Guest Columnist
That’s Not The Law: A Candidate Doesn’t Have to Have 25% Votes in Abuja, By Gbemiga Ogunleye
Our people say at the death of an elephant, various types of knives are brandished.
Such has been the case as the country waits with bated breath to know his new President.
Not a few people have gone to town with their own interpretation of Section 134 (1) (b) of the 1999 Constitution as amended.
For ease of reference, I quote the section: “A candidate for an election to the office of President shall be deemed to have been duly elected, where, there being only two candidates for the election, he has the majority of votes cast at the election; and he has not less than one-quarter of the votes cast at the election in each of at least two-thirds of all the States of the Federation and the Federal Capital Territory.”

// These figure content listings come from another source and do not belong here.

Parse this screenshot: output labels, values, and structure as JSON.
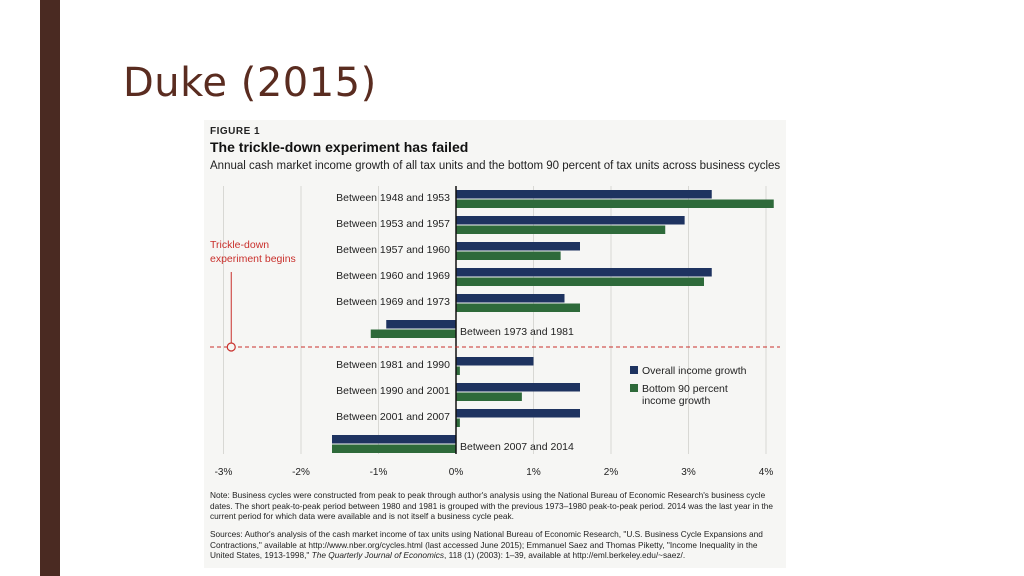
{
  "slide": {
    "title": "Duke (2015)"
  },
  "figure": {
    "label": "FIGURE 1",
    "note": "Note: Business cycles were constructed from peak to peak through author's analysis using the National Bureau of Economic Research's business cycle dates. The short peak-to-peak period between 1980 and 1981 is grouped with the previous 1973–1980 peak-to-peak period. 2014 was the last year in the current period for which data were available and is not itself a business cycle peak.",
    "sources": {
      "before": "Sources: Author's analysis of the cash market income of tax units using National Bureau of Economic Research, \"U.S. Business Cycle Expansions and Contractions,\" available at http://www.nber.org/cycles.html (last accessed June 2015); Emmanuel Saez and Thomas Piketty, \"Income Inequality in the United States, 1913-1998,\" ",
      "journal": "The Quarterly Journal of Economics",
      "after": ", 118 (1) (2003): 1–39, available at http://eml.berkeley.edu/~saez/."
    }
  },
  "colors": {
    "overall": "#1e3360",
    "bottom90": "#2e6a3a",
    "annotation": "#c9302c",
    "title": "#5a2c20"
  },
  "chart_data": {
    "type": "bar",
    "orientation": "horizontal",
    "title": "The trickle-down experiment has failed",
    "subtitle": "Annual cash market income growth of all tax units and the bottom 90 percent of tax units across business cycles",
    "categories": [
      "Between 1948 and 1953",
      "Between 1953 and 1957",
      "Between 1957 and 1960",
      "Between 1960 and 1969",
      "Between 1969 and 1973",
      "Between 1973 and 1981",
      "Between 1981 and 1990",
      "Between 1990 and 2001",
      "Between 2001 and 2007",
      "Between 2007 and 2014"
    ],
    "series": [
      {
        "name": "Overall income growth",
        "values": [
          3.3,
          2.95,
          1.6,
          3.3,
          1.4,
          -0.9,
          1.0,
          1.6,
          1.6,
          -1.6
        ]
      },
      {
        "name": "Bottom 90 percent income growth",
        "values": [
          4.1,
          2.7,
          1.35,
          3.2,
          1.6,
          -1.1,
          0.05,
          0.85,
          0.05,
          -1.6
        ]
      }
    ],
    "legend": [
      "Overall income growth",
      "Bottom 90 percent",
      "income growth"
    ],
    "xlim": [
      -3,
      4
    ],
    "x_ticks": [
      -3,
      -2,
      -1,
      0,
      1,
      2,
      3,
      4
    ],
    "x_tick_labels": [
      "-3%",
      "-2%",
      "-1%",
      "0%",
      "1%",
      "2%",
      "3%",
      "4%"
    ],
    "grid": true,
    "annotation": {
      "lines": [
        "Trickle-down",
        "experiment begins"
      ],
      "x": -2.9,
      "between": [
        "Between 1973 and 1981",
        "Between 1981 and 1990"
      ]
    }
  }
}
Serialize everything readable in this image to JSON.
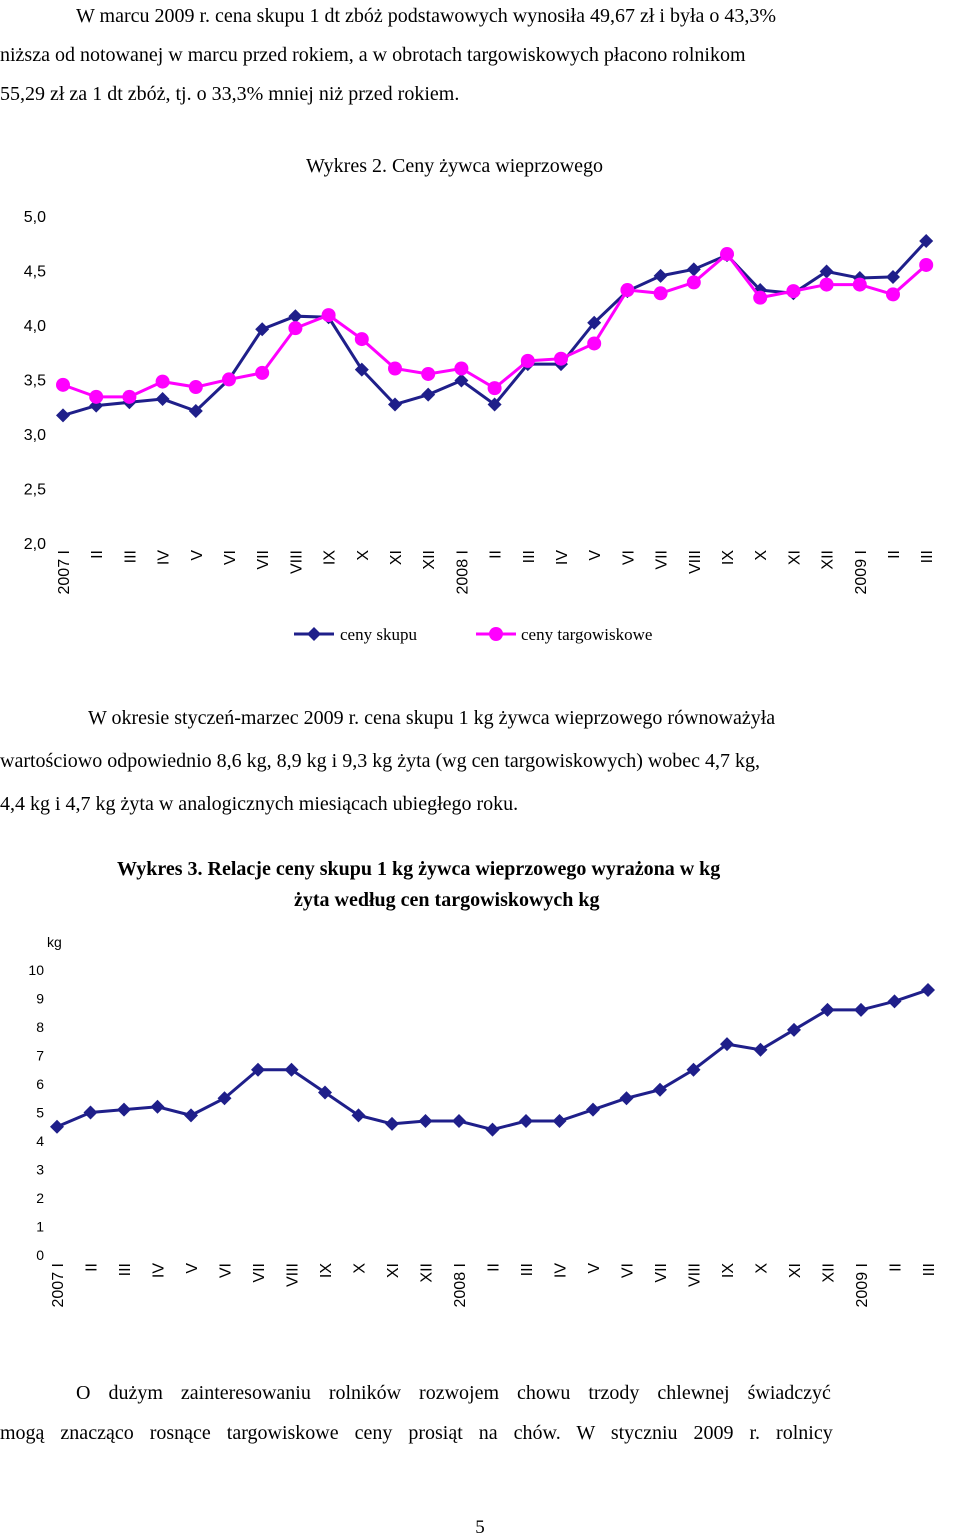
{
  "para1": [
    "W marcu 2009 r. cena skupu 1 dt zbóż podstawowych wynosiła 49,67 zł i była o 43,3%",
    "niższa od notowanej w marcu przed rokiem, a w obrotach targowiskowych płacono rolnikom",
    "55,29 zł za 1 dt zbóż, tj. o 33,3% mniej niż przed rokiem."
  ],
  "para2": [
    "W okresie styczeń-marzec 2009 r. cena skupu 1 kg żywca wieprzowego równoważyła",
    "wartościowo odpowiednio 8,6 kg, 8,9 kg i 9,3 kg żyta (wg cen targowiskowych) wobec 4,7 kg,",
    "4,4 kg i 4,7 kg żyta w analogicznych miesiącach ubiegłego roku."
  ],
  "para3": [
    "O dużym zainteresowaniu rolników rozwojem chowu trzody chlewnej świadczyć",
    "mogą znacząco rosnące targowiskowe ceny prosiąt na chów. W styczniu 2009 r. rolnicy"
  ],
  "page_number": "5",
  "chart_data": [
    {
      "type": "line",
      "title": "Wykres 2. Ceny żywca wieprzowego",
      "x": [
        "2007 I",
        "II",
        "III",
        "IV",
        "V",
        "VI",
        "VII",
        "VIII",
        "IX",
        "X",
        "XI",
        "XII",
        "2008 I",
        "II",
        "III",
        "IV",
        "V",
        "VI",
        "VII",
        "VIII",
        "IX",
        "X",
        "XI",
        "XII",
        "2009 I",
        "II",
        "III"
      ],
      "y_ticks": [
        "5,0",
        "4,5",
        "4,0",
        "3,5",
        "3,0",
        "2,5",
        "2,0"
      ],
      "ylim": [
        2.0,
        5.0
      ],
      "legend_position": "bottom",
      "series": [
        {
          "name": "ceny skupu",
          "color": "#1f1f8a",
          "marker": "diamond",
          "values": [
            3.18,
            3.27,
            3.3,
            3.33,
            3.22,
            3.51,
            3.97,
            4.09,
            4.08,
            3.6,
            3.28,
            3.37,
            3.5,
            3.28,
            3.65,
            3.65,
            4.03,
            4.32,
            4.46,
            4.52,
            4.65,
            4.33,
            4.3,
            4.5,
            4.44,
            4.45,
            4.78
          ]
        },
        {
          "name": "ceny targowiskowe",
          "color": "#ff00ff",
          "marker": "circle",
          "values": [
            3.46,
            3.35,
            3.35,
            3.49,
            3.44,
            3.51,
            3.57,
            3.98,
            4.1,
            3.88,
            3.61,
            3.56,
            3.61,
            3.43,
            3.68,
            3.7,
            3.84,
            4.33,
            4.3,
            4.4,
            4.66,
            4.26,
            4.32,
            4.38,
            4.38,
            4.29,
            4.56
          ]
        }
      ]
    },
    {
      "type": "line",
      "title": "Wykres 3. Relacje ceny skupu 1 kg żywca wieprzowego wyrażona w kg",
      "subtitle": "żyta według cen targowiskowych kg",
      "ylabel": "kg",
      "x": [
        "2007 I",
        "II",
        "III",
        "IV",
        "V",
        "VI",
        "VII",
        "VIII",
        "IX",
        "X",
        "XI",
        "XII",
        "2008 I",
        "II",
        "III",
        "IV",
        "V",
        "VI",
        "VII",
        "VIII",
        "IX",
        "X",
        "XI",
        "XII",
        "2009 I",
        "II",
        "III"
      ],
      "y_ticks": [
        "10",
        "9",
        "8",
        "7",
        "6",
        "5",
        "4",
        "3",
        "2",
        "1",
        "0"
      ],
      "ylim": [
        0,
        10
      ],
      "series": [
        {
          "color": "#1f1f8a",
          "marker": "diamond",
          "values": [
            4.5,
            5.0,
            5.1,
            5.2,
            4.9,
            5.5,
            6.5,
            6.5,
            5.7,
            4.9,
            4.6,
            4.7,
            4.7,
            4.4,
            4.7,
            4.7,
            5.1,
            5.5,
            5.8,
            6.5,
            7.4,
            7.2,
            7.9,
            8.6,
            8.6,
            8.9,
            9.3
          ]
        }
      ]
    }
  ]
}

In an interview with the Arise News Channel, Mike Igini, former President of the University of Benin Students Union, who served creditably as the Resident Electoral Commissioner for Akwa Ibom State, has given his own interpretation of the Section. According to him, for a candidate to be declared winner of the Presidential election, he must score 25% of the votes cast in Abuja.
He argued pompously: “Apart from having 25 % in 24 states of the Federal Republic of Nigeria, the Federal Capital Territory is like a compulsory question…without 25% in the Federal Capital Territory, you go nowhere.”
With due respect to Igini, his position is misconceived.
A cardinal rule of the interpretation of statute is that, laws must be given their ordinary meaning.
The main purpose of the constitutional provision quoted above, is to ensure that the President sees the entire country as his constituency.
The Constitution envisages a President that is at home in majority of the states.
The Federal Capital Territory can be described as the 37th State. So, once a candidate has the plurality of votes and 25% of the votes in 25 states, he has fulfilled the requirements of the Constitution to be declared as President.
The makers of the Constitution certainly wouldn’t say that a candidate who has majority votes and 25% of the votes in 25 states the country has not fulfilled the constitutional requirement
, simply because he didn’t score 25 % of the votes in Abuja.
That interpretation, in my view, would be absurd.
That cannot be in the contemplation of the lawmakers who wrote the Constitution. It doesn’t accord with commonsense.
To insist that a candidate must score 25% of the votes cast in the Federal Capital Territory, is to give a perverse interpretation of the Constitution.
Kayode Eso, a late jurist of the Supreme Court weighed in on this issue, in the celebrated case of GARBA V. UNIVERSITY OF MAIDUGURI, (1 NWLR 50 at 597) when he said: “It would be safer for the courts in this country to err on the side of liberalism, whenever it comes to the interpretation of the fundamental provisions of the Constitution than to import some restrictive interpretation.”
Another judge of the Supreme Court, the late Justice Andrew Obaseki agreed with his learned brother, Eso in the famous case of AWOLOWO V. SHAGARI & ORS (1979), 6-9 SC, 51, when he said: “The duty of the court is to interprete an Act of Parliament so as to give effect to its intention.”
I have earlier stated the intention of the Parliament as being to have a President who has the whole country as his constituency, not a regional leader.
As if to clear all doubts, Section 299 of the Constitution, is the joker in my view. The Section provides that: “THE PROVISIONS OF THIS CONSTITUTION SHALL APPLY TO THE FEDERAL CAPITAL TERRITORY, ABUJA AS IF IT WERE ONE OF THE STATES OF THE FEDERATION …”
By this express provision, a candidate who has the plurality of votes and 25% of the votes cast in 25 states shall be duly elected as the President of the Federal Republic of Nigeria.
- Gbemiga Ogunleye, a lawyer, former Provost of the Nigerian Institute of Journalism, NIJ, Ogba, and former Deputy Editor-in-Chief of THE PUNCH newspapers, former Head of Corporate Communications at Arik Air, is a Fellow of the Nigerian Guild of Editors, FNGE. He writes from Lagos.